En l’espèce, l’URSSAF CENTRE VAL DE LOIRE n’a pas constitué avocat.
Elle a été assignée le 12 décembre 2024, et la signification de cette assignation a été faite à personne, l’acte relatif aux modalités de remise précisant que Madame [F] [M], gestionnaire, a déclaré être habilitée à recevoir une copie de l’assignation et l’a acceptée.
Par ailleurs, la clôture ayant été fixée au 6 octobre 2025, il sera considéré que la défenderesse a bénéficié d’un délai suffisant pour préparer sa défense et constituer avocat.
Par conséquent, le tribunal peut valablement statuer sur les demandes qui lui sont soumises malgré la défaillance de l’URSSAF [Adresse 5], et le jugement sera réputé contradictoire.
B) Sur le désistement d’instance :
L’article 384 du Code de procédure civile dispose que « en dehors des cas où cet effet résulte du jugement, l’instance s’éteint accessoirement à l’action par l’effet de la transaction, de l’acquiescement, du désistement d’action ou, dans les actions non transmissibles, par le décès d’une partie. L’extinction de l’instance est constatée par une décision de dessaisissement. Il appartient au juge de donner force exécutoire à l’acte constatant l’accord des parties, que celui-ci intervienne devant lui ou ait été conclu hors sa présence ».
Aux termes de l’article 394 du Code de procédure civile, le demandeur peut, en toute matière, se désister de sa demande en vue de mettre fin à l’instance.
En outre, l’article 395 dudit Code dispose que « le désistement n’est parfait que par l’acceptation du défendeur.
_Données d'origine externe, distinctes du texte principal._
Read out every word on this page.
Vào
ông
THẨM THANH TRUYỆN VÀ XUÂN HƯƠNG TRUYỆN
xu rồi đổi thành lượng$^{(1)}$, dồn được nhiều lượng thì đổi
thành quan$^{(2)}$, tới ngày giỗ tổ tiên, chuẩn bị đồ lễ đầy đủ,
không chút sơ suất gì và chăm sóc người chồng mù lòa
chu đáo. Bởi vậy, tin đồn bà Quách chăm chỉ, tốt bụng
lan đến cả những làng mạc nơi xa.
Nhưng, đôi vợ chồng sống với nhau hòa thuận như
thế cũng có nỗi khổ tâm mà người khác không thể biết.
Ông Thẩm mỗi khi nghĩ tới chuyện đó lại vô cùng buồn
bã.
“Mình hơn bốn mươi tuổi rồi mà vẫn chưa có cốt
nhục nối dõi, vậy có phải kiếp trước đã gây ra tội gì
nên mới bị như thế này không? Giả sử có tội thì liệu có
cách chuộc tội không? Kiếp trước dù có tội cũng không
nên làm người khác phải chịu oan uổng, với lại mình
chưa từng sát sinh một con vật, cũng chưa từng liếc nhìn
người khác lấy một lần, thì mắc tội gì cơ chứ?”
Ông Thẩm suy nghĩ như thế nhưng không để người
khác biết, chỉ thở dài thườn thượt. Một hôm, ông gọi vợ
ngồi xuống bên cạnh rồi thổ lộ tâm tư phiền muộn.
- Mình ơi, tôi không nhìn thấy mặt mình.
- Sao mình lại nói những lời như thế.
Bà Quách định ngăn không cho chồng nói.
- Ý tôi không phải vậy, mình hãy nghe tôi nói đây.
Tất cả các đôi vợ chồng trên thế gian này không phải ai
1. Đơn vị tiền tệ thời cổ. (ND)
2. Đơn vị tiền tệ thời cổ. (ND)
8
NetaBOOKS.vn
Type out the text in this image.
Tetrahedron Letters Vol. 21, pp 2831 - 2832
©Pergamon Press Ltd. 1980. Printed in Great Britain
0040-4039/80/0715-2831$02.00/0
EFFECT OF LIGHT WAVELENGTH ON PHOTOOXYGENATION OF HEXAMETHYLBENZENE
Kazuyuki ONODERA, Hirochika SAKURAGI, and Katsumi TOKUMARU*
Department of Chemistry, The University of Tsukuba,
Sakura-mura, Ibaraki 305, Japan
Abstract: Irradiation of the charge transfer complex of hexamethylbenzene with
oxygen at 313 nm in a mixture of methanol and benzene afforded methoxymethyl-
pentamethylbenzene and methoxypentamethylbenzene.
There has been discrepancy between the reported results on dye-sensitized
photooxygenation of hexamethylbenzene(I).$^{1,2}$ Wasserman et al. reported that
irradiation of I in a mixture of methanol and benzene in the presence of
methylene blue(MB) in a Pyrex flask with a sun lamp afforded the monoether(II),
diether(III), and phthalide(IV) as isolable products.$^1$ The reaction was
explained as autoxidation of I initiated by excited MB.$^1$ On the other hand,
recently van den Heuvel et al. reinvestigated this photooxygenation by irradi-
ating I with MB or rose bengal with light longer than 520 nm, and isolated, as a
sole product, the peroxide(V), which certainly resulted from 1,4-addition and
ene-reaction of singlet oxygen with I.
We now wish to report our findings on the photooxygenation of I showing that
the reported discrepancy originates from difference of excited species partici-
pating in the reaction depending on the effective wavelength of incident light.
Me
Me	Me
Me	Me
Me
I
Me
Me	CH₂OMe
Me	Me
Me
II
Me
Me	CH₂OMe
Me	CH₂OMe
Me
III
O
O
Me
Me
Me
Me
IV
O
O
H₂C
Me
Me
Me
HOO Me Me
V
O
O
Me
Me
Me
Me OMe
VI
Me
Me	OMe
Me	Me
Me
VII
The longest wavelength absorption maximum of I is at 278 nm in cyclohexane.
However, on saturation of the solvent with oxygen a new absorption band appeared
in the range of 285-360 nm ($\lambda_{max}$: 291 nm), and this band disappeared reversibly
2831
Toutefois, l’acceptation n’est pas nécessaire si le défendeur n’a présenté aucune défense au fond ou fin de non-recevoir au moment où le demandeur se désiste ».
En l’espèce, Madame [P] [H] demande, dans ses dernières conclusions, de voir constater son désistement d’instance, au motif qu’un accord a été conclu entre les parties.
Cette demande apparait régulière en la forme.
En outre, dans la mesure où l’URSSAF CENTRE VAL DE LOIRE n’a pas constitué avocat, il apparaît que la défenderesse n’a présenté aucune dépense au fond ni aucune fin de non-recevoir au moment où Madame [P] [H] a indiqué se désister.
Par conséquent, le désistement d’instance de Madame [P] [H] sera constaté, et ce désistement sera déclaré parfait.
C) Sur les dépens :
Aux termes de l’article 399 du Code de procédure civile, le désistement emporte, sauf convention contraire, soumission de payer les frais de l’instance éteinte.
En l’espèce, Madame [P] [H] s’est désistée, et aucune pièce du dossier ne permet d’établir l’existence d’un accord entre les parties portant sur la charge des dépens.
Par conséquent, Madame [P] [H] sera condamnée à supporter la charge des dépens.
PAR CES MOTIFS :
Le tribunal, statuant publiquement après débats publics, par jugement réputé contradictoire rendu en premier ressort, mis à disposition au greffe ;
CONSTATE le désistement d’instance de Madame [P] [H] ;
DÉCLARE ce désistement parfait ;
CONSTATE l’extinction de l’instance ;
ORDONNE le retrait de l’instance inscrite du rôle général ;
CONDAMNE Madame [P] [H] aux dépens ;
Ainsi jugé et prononcé par le juge du Tribunal Judiciaire de CHAMBÉRY le 02 Février 2026.